Aus der Rechtsprechung
- OLG München (Beschluss vom 03.03.2023, Az. 6 W 1491/22): Datenschutzhinweise können urheberrechtlich geschützt sein
- LG München I (Endurteil v. 22.03.2023 – 26 O 1037/21): Allein die Behauptung, ein in einer Suchmaschine gefundener Artikel sei unwahr, löst noch keine Löschpflicht nach Art. 17 DSGVO aus.
- LAG Hamm (Urteil vom 23.03.2023, Az. 18 Sa 888/22): Recherchen zum Bewerbungs- und Prozessverhalten gegenüber anderen Unternehmen sind beim Verdacht auf AGG-sHopping zur Wahrung berechtigter Interessen zulässig.

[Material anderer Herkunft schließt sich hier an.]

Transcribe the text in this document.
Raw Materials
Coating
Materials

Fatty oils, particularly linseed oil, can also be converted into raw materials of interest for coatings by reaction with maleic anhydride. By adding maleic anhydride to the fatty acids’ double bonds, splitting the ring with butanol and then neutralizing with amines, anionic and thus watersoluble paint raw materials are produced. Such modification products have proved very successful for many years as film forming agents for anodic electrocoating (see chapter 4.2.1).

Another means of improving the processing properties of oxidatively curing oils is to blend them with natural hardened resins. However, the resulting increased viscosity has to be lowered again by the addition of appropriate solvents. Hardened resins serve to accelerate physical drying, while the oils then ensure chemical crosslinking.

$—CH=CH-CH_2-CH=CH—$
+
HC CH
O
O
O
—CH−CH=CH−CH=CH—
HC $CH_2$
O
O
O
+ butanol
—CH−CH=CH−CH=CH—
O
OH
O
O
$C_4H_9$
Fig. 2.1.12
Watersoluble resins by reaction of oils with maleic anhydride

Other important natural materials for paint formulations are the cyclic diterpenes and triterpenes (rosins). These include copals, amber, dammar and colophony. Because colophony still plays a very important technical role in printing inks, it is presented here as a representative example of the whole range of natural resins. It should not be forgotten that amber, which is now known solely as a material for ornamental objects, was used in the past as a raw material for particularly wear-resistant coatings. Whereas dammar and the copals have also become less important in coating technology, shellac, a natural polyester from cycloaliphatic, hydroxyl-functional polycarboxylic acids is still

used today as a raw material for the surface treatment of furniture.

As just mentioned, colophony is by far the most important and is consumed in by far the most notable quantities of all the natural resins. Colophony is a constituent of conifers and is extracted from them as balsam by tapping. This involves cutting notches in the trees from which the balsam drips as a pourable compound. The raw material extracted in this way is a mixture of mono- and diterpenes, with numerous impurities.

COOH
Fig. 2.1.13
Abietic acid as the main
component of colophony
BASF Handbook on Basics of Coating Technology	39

- LG Frankfurt a. M.(Urteil vom 26.05.2023, Az. 2–24 O 156/21): Die Rechtsgrundlage aus Art. 6 Abs. 1 lit. b) DSGVO (Durchführung eines Vertrages) muss eng ausgelegt werden, wenn sie als Ausnahme zum Einwilligungserfordernis herhalten soll. Es muss ein unmittelbarer Zusammenhang zwischen der Verarbeitung und dem Vertragszweck bestehen.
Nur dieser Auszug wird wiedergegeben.